A few nights ago, the kids made an offhanded comment about a “half-used-up” bottle of ketchup, and suddenly, I found myself the butt of a joke.
“Hey, that’s just like you!” lampooned my husband, never one to hold back on a good, my-wife-is-a-tiny-bit-older-than-me jab.
It’s only recently that I’ve thought of myself as remotely middle-aged. But the truth is, when I’m twice this age, I’ll likely need some help with care. Given our family histories, that young whippersnapper of mine and I have already talked about where we’d like to live by then.
I’m a dream senior living customer.
I’ve simply been in too many beautiful, active communities in the retirement mecca of Lancaster County, PA, to stay in my current house for another 40 years. I’ve interviewed too many residents — some in life plan communities for years before needing skilled care — who wished they’d moved sooner.

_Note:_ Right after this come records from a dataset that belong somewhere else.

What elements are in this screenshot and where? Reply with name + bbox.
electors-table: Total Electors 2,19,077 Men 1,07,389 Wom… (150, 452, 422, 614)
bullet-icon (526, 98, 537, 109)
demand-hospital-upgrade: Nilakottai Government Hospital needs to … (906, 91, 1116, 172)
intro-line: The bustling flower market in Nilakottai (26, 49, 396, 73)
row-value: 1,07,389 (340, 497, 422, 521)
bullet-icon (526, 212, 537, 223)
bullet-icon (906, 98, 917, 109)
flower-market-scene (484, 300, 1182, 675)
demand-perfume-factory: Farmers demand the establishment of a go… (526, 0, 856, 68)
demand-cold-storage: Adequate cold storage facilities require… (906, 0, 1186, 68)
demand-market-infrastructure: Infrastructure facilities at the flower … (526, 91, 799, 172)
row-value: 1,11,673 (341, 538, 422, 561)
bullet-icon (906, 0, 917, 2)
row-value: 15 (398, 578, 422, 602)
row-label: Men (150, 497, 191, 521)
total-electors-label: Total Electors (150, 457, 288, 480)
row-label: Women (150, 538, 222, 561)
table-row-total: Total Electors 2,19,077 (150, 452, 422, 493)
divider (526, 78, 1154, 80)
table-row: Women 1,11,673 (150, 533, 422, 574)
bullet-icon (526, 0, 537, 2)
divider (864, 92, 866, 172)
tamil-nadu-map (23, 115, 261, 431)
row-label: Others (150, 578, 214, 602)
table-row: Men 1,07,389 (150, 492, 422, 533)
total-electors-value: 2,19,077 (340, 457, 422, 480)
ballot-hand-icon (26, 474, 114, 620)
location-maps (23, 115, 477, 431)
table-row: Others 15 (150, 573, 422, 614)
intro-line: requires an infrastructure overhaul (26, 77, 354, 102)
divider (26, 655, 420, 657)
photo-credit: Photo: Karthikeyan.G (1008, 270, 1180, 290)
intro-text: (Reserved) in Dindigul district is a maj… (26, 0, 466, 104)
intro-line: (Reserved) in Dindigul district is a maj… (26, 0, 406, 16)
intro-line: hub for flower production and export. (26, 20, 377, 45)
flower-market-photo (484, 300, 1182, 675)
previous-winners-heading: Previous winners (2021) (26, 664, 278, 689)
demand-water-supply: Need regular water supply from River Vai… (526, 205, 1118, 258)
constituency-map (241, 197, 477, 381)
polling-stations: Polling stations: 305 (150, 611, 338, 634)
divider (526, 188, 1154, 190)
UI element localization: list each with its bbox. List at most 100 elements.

Still, if I were to listen to many of the experts around me, I’ll tell my husband we should quit talking (about retirement living, of course).

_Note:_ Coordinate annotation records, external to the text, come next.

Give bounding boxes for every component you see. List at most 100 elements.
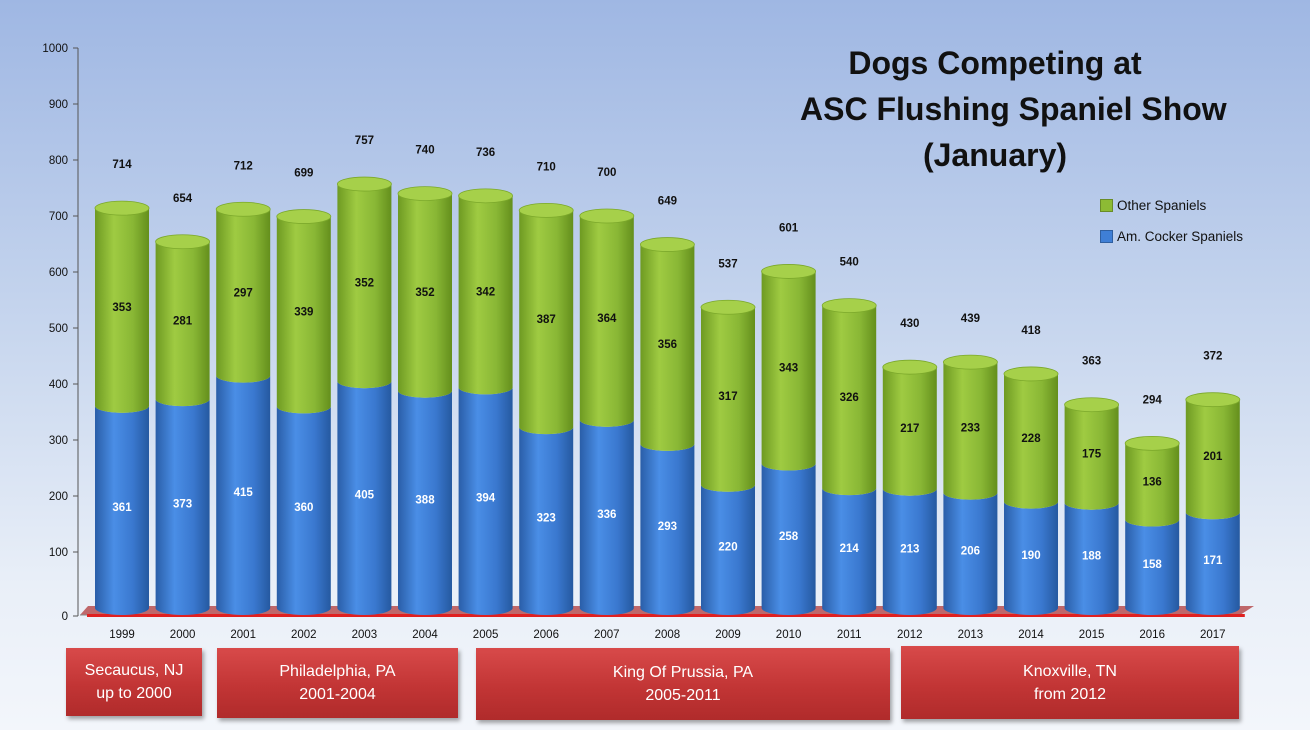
bar-segment-other-spaniels	[822, 305, 877, 496]
data-label-am-cocker-spaniels: 373	[173, 499, 192, 511]
x-tick-label: 2012	[897, 629, 923, 641]
bar-segment-other-spaniels	[701, 307, 755, 492]
data-label-am-cocker-spaniels: 360	[294, 502, 313, 514]
location-name: Secaucus, NJ	[84, 662, 184, 679]
bar-group-2016: 158 136 294 2016	[1124, 394, 1180, 641]
data-label-am-cocker-spaniels: 171	[1203, 555, 1223, 567]
x-tick-label: 1999	[109, 629, 135, 641]
x-tick-label: 2017	[1200, 629, 1226, 641]
y-tick-label: 400	[49, 379, 68, 391]
data-label-other-spaniels: 343	[779, 362, 798, 374]
data-label-other-spaniels: 352	[355, 278, 374, 290]
bar-segment-am-cocker-spaniels	[943, 492, 998, 615]
bar-segment-am-cocker-spaniels	[640, 443, 695, 615]
location-years: from 2012	[1033, 685, 1107, 703]
bar-top-cap	[943, 354, 998, 370]
x-tick-label: 2015	[1079, 629, 1105, 641]
bar-segment-other-spaniels	[337, 184, 392, 389]
data-label-am-cocker-spaniels: 158	[1143, 559, 1163, 571]
data-label-am-cocker-spaniels: 206	[961, 545, 980, 557]
x-tick-label: 2008	[655, 629, 681, 641]
bar-group-2000: 373 281 654 2000	[155, 193, 211, 641]
data-label-am-cocker-spaniels: 220	[718, 541, 737, 553]
bar-segment-am-cocker-spaniels	[579, 419, 634, 615]
bar-segment-other-spaniels	[579, 216, 634, 427]
bar-segment-other-spaniels	[943, 362, 998, 500]
data-label-am-cocker-spaniels: 394	[476, 493, 496, 505]
x-tick-label: 2009	[715, 629, 741, 641]
data-label-am-cocker-spaniels: 405	[355, 490, 375, 502]
bar-group-2008: 293 356 649 2008	[640, 196, 695, 641]
bar-top-cap	[821, 298, 877, 314]
bar-segment-other-spaniels	[155, 241, 210, 407]
legend-item-am-cocker-spaniels: Am. Cocker Spaniels	[1100, 221, 1243, 252]
location-box-philadelphia: Philadelphia, PA 2001-2004	[217, 648, 458, 718]
bar-segment-am-cocker-spaniels	[882, 488, 937, 615]
bar-segment-am-cocker-spaniels	[1064, 502, 1119, 615]
bar-group-2005: 394 342 736 2005	[458, 147, 514, 641]
data-label-am-cocker-spaniels: 190	[1021, 550, 1040, 562]
location-name: Knoxville, TN	[1023, 662, 1117, 680]
data-label-am-cocker-spaniels: 213	[900, 543, 919, 555]
x-tick-label: 2010	[776, 629, 802, 641]
data-label-am-cocker-spaniels: 188	[1082, 550, 1102, 562]
chart-title-line-1: Dogs Competing at	[848, 45, 1142, 81]
bar-top-cap	[579, 208, 635, 224]
location-years: 2005-2011	[645, 687, 721, 704]
data-label-other-spaniels: 281	[173, 315, 193, 327]
bar-segment-other-spaniels	[761, 271, 816, 471]
bar-segment-other-spaniels	[1125, 443, 1180, 527]
bar-group-1999: 361 353 714 1999	[94, 159, 150, 641]
x-tick-label: 2002	[291, 629, 317, 641]
y-tick-label: 700	[49, 211, 68, 223]
data-label-total: 363	[1082, 356, 1101, 368]
data-label-total: 537	[718, 258, 737, 270]
bar-group-2001: 415 297 712 2001	[215, 160, 271, 641]
bar-segment-am-cocker-spaniels	[458, 387, 513, 615]
legend-label-other-spaniels: Other Spaniels	[1117, 198, 1207, 213]
bar-group-2013: 206 233 439 2013	[943, 313, 998, 641]
legend-swatch-am-cocker-spaniels	[1100, 230, 1113, 243]
data-label-am-cocker-spaniels: 293	[658, 521, 677, 533]
bar-top-cap	[1124, 435, 1180, 451]
bar-top-cap	[458, 188, 514, 204]
bar-segment-other-spaniels	[882, 367, 937, 496]
location-box-secaucus: Secaucus, NJ up to 2000	[66, 648, 202, 716]
bar-segment-am-cocker-spaniels	[95, 405, 149, 615]
location-name: Philadelphia, PA	[279, 663, 396, 680]
x-tick-label: 2011	[837, 629, 862, 641]
bar-group-2010: 258 343 601 2010	[761, 222, 816, 641]
chart-title: Dogs Competing at ASC Flushing Spaniel S…	[800, 40, 1227, 178]
x-tick-label: 2014	[1018, 629, 1044, 641]
bar-segment-am-cocker-spaniels	[519, 427, 574, 615]
bar-group-2004: 388 352 740 2004	[397, 145, 453, 641]
bar-segment-other-spaniels	[1004, 373, 1058, 509]
data-label-other-spaniels: 233	[961, 422, 980, 434]
bar-group-2003: 405 352 757 2003	[336, 135, 392, 641]
bar-group-2002: 360 339 699 2002	[276, 168, 332, 641]
data-label-total: 372	[1203, 351, 1222, 363]
data-label-total: 710	[537, 161, 556, 173]
data-label-total: 714	[112, 159, 132, 171]
data-label-total: 649	[658, 196, 677, 208]
bar-segment-am-cocker-spaniels	[1004, 501, 1058, 615]
bar-segment-am-cocker-spaniels	[398, 390, 452, 615]
data-label-total: 418	[1021, 325, 1041, 337]
data-label-total: 712	[234, 160, 253, 172]
location-box-knoxville: Knoxville, TN from 2012	[901, 646, 1239, 719]
data-label-other-spaniels: 353	[112, 302, 131, 314]
chart-title-line-2: ASC Flushing Spaniel Show	[800, 91, 1227, 127]
bar-segment-other-spaniels	[519, 210, 574, 435]
location-box-king-of-prussia: King Of Prussia, PA 2005-2011	[476, 648, 890, 720]
y-tick-label: 1000	[42, 43, 68, 55]
bar-top-cap	[518, 202, 574, 218]
legend-item-other-spaniels: Other Spaniels	[1100, 190, 1243, 221]
bar-top-cap	[94, 200, 150, 216]
bar-top-cap	[397, 186, 453, 202]
data-label-am-cocker-spaniels: 336	[597, 509, 616, 521]
y-tick-label: 300	[49, 435, 68, 447]
data-label-other-spaniels: 387	[537, 314, 556, 326]
data-label-other-spaniels: 339	[294, 306, 313, 318]
data-label-other-spaniels: 364	[597, 313, 617, 325]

According to them, we’re still going to be content in our current house at 84 and 82, getting by with occasional home care and all that technology that’s making skilled care obsolete.
I don’t buy it.
I’ve seen how physically challenging and socially isolating it is to care for someone with dementia or advanced cancer.
And as for tech, my thinking aligns with that of Ian Morrison, Ph.D., a futurist and healthcare consultant who spoke at Managed Health Care Associates’ 2021 Business Summit last week.
“The iPhone is not going to change your diaper, let’s be honest,” he chortled between slides on the deficit and Medicaid expansion.
Sure, I expect we’ll use home care at some point, and, at least for now, we embrace tech fairly swiftly. No, neither of us views current nursing home models as ideal housing. But neither of us dreams of aging in place all the way through death, either.
For us, finding our last home will really come down to the people who share the community, whether that’s independent living or the wing of a healthcare center.
We recognize it’s people that make skilled nursing so valuable, both to the person needing care and to those who trust that professionals will deliver it with precision and compassion. We want a home that provides access to that kind of care once needed, rather than creating a burden for our spouse or our ketchup-wielding children.
If there’s any way we can afford it (topic for another column), I’ll be a life-planner all the way. Please just wait at least until I’ve got my AARP card before you start the solicitations.
Kimberly Marselas is senior editor of McKnight’s Long-Term Care News.